If you want to change the windows server – you change /etc/freetds.conf. If you want to change from ODBC to something else you change config.yml. If you want to use ODBC but want to connect to a different Server (say running Oracle) you change /etc/odbc.ini.
If the db connection fails (eg one changed the password) the application will give an error.
Go to myApp/lib/myapp.pm, the data db calls and the template associations
Each route is a get ….. {} It defines what to do for each URL request. Which template to use for which request as well as template names – use this template with that data. And the layouts are in view/layouts/main.tt
Data call templates got here. For static pages there is an even simpler way, just copy them to myApp/public and they will appear.

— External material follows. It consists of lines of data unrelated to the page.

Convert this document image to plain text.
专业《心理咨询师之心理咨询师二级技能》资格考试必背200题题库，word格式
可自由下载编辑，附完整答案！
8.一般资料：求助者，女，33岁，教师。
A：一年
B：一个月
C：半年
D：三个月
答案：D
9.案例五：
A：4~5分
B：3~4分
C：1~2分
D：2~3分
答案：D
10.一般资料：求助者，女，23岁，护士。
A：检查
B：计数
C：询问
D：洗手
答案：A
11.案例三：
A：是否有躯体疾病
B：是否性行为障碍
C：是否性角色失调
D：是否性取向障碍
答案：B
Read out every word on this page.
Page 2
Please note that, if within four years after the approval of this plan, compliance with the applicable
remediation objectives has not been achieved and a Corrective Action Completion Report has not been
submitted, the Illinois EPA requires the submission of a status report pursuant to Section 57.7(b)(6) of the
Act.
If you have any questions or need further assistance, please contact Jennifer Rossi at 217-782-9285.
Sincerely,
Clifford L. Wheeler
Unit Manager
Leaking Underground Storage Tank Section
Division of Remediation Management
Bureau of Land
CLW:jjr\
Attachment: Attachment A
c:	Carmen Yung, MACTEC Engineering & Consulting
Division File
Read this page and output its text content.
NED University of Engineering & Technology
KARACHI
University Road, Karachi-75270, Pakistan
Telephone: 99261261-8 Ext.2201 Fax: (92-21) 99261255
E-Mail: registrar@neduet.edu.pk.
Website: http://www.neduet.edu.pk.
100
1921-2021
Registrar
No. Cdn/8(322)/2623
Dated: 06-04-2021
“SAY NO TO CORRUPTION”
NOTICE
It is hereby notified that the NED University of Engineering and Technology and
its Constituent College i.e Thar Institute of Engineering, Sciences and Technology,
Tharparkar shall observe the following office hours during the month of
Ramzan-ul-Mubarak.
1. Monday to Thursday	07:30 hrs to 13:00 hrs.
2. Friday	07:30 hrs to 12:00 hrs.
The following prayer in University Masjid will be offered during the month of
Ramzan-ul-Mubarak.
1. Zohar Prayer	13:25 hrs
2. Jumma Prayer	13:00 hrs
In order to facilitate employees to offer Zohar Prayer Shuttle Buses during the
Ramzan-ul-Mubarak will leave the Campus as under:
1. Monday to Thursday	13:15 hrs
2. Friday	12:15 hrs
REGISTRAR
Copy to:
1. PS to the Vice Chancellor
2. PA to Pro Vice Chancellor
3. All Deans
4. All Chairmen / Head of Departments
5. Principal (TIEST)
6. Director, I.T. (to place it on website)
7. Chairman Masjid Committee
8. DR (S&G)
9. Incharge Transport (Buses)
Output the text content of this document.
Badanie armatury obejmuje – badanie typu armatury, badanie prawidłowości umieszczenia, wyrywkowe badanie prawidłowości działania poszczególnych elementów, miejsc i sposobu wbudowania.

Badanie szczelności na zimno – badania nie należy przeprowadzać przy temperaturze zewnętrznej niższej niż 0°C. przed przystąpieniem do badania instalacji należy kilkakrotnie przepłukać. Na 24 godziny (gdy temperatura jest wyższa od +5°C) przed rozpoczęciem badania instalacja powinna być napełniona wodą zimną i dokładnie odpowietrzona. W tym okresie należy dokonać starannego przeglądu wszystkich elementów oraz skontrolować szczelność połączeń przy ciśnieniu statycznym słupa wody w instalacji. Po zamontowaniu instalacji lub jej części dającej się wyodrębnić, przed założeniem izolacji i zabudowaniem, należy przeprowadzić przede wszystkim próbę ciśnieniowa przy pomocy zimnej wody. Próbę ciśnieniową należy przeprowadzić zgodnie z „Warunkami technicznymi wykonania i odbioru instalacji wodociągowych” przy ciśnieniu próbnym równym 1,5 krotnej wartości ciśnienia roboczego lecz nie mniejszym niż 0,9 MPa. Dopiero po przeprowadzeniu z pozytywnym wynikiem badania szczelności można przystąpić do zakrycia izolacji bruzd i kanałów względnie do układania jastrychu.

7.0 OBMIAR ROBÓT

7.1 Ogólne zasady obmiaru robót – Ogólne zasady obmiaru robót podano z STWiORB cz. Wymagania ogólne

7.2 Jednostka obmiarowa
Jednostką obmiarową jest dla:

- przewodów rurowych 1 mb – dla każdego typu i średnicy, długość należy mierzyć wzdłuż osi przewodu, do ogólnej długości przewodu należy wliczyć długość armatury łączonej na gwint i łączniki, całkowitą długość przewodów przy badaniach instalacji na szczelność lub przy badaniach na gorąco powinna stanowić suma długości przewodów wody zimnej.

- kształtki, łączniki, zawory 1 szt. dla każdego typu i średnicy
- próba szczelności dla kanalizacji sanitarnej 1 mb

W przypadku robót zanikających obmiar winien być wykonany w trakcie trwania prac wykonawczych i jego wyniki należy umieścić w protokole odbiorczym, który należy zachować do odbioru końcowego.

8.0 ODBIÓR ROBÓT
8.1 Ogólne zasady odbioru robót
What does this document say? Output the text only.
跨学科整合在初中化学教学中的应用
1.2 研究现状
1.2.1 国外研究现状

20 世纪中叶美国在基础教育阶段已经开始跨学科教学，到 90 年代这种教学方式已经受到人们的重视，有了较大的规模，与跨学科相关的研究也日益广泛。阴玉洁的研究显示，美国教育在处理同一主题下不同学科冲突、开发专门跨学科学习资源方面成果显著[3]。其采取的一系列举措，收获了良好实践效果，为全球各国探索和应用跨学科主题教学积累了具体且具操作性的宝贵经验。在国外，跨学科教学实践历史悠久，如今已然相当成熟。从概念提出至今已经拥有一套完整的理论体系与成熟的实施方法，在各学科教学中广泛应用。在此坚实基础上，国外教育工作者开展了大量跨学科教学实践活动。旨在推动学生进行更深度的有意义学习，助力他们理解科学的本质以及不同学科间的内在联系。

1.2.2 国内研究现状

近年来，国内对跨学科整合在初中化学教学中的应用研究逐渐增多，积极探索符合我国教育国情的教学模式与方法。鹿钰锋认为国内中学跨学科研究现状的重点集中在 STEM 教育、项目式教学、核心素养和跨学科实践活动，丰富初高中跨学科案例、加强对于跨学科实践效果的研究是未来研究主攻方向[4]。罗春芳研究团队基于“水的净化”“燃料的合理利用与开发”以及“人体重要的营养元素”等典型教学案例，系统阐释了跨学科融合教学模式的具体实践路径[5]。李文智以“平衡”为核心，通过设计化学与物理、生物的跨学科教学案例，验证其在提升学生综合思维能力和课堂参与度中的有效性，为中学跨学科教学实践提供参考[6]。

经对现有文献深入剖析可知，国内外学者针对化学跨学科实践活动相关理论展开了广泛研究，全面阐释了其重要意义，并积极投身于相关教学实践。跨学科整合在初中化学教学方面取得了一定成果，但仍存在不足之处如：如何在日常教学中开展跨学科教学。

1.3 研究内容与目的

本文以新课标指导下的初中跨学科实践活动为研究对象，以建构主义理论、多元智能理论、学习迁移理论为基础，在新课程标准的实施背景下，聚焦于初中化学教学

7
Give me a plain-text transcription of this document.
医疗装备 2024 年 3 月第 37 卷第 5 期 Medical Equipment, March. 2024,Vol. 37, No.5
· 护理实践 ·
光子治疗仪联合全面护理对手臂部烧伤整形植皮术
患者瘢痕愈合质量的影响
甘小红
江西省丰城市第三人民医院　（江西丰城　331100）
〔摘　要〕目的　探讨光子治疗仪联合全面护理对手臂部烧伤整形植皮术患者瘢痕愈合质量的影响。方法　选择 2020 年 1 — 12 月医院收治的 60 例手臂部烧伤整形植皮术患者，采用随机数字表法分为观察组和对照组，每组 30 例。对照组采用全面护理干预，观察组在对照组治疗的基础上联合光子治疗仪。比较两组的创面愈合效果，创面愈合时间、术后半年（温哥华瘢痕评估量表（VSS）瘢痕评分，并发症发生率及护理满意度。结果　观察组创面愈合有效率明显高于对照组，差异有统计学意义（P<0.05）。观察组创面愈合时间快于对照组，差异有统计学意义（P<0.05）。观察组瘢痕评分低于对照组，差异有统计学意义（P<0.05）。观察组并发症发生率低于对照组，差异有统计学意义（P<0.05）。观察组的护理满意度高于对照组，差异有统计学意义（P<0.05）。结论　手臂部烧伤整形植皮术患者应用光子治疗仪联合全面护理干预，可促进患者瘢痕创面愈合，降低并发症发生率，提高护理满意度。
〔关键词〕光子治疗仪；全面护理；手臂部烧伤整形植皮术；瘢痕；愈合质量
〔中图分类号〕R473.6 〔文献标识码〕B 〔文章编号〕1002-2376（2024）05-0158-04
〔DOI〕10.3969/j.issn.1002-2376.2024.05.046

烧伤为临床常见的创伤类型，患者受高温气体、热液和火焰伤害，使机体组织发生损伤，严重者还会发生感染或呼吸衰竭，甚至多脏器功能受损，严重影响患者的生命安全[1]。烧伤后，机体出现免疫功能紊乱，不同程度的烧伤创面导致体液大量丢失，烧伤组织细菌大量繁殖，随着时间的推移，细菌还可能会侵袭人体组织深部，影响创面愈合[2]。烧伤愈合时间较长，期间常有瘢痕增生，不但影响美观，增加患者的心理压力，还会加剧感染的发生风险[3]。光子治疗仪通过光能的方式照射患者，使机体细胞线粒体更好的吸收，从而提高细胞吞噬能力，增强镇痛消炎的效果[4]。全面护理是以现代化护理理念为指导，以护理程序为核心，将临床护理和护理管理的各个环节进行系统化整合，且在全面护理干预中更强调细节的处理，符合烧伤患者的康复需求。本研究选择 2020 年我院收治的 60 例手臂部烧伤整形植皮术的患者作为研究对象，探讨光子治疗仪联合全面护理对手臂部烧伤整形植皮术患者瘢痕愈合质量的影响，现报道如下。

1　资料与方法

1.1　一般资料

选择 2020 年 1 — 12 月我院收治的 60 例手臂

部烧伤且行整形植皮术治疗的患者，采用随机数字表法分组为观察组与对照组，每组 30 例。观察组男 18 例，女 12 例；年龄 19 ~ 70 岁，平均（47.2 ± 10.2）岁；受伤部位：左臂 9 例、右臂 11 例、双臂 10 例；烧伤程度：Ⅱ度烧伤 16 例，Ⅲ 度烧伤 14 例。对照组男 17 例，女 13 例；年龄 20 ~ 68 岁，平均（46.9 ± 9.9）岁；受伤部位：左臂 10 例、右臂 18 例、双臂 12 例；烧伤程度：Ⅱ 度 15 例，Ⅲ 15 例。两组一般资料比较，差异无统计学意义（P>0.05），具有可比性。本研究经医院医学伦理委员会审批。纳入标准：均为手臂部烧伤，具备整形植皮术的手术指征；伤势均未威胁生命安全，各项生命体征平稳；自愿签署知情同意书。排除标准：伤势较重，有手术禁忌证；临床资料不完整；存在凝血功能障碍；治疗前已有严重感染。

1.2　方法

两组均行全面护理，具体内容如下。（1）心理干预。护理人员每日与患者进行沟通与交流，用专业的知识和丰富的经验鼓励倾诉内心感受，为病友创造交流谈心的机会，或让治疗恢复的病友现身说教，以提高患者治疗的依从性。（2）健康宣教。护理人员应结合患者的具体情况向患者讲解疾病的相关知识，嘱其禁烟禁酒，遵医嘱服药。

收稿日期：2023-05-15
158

E.g. a file called test: Go to myApp.pm and add a route:
get '/test' => sub { template 'test'};
which means whenever the request is for test, run this subroutine. This subroutine just returns the template called test. The only issue is you need to restart the starman server. So kill -15 and then run plackup again.
If you were running the development server then there is no need to restart – but in production (-E deployment) you have to explicitly restart if you add a new route. The development server senses the change and restarts but not in production.
Which brings us to the last question – how do we set up the reverse proxy?
To set up a working development environment on the desktop takes a long time to install everything but with very few commands.
You have to use perlbrew.
perlbrew list
If this only shows perl-5.16.3 it’s not configured.
perlbrew switch perl-5.16.3
should give a proper response. To verify perl is installed you can type
perl -v
Your should get something like This is perl 5, version 16, subversion 0 (v5.16.0) built for x86_64-linux
After perlbrew has been installed type
perlbrew init
Happy brewing!. It would have asked you to copy a line to your .bashrc. Exit this shell and open a new one and type
which perl
If this shows /usr/bin/perl its the wrong one (e.g. when you would have installed perlbrew as root) as it should show the home directory. You should never install perlbrew as root. It’s meant to provide you with a personal sandbox not root. Become the user you develop as. If it is installed with cpan, the perlbrew executable should be installed as /usr/bin/perlbrew or /usr/local/bin/perlbrew. Don’t install with cpan – that’s meant for root only.
Back to the database connection: once cpanm DBD::ODBC is installed successfully, copy the files /etc/freetds.conf from the remote server and overwrite the same file on your desktop – or create a new one. Then change the IP address there to point to the local SQL server. (The same are on the server under /usr/etc)
[myapp] host = x.x.x.x
port = 1433
tds version = 7.2
client charset = ISO8859-1
text size = 64512
Also copy odbc.ini from the web server
[myapp]
Database = your_db_name
Server = x.x.x.x
TDS_Version = 8.0
Port = 1433
Driver = /usr/lib64/libtdsodbc.so
Now copy the remote web application to your desktop, if there is one.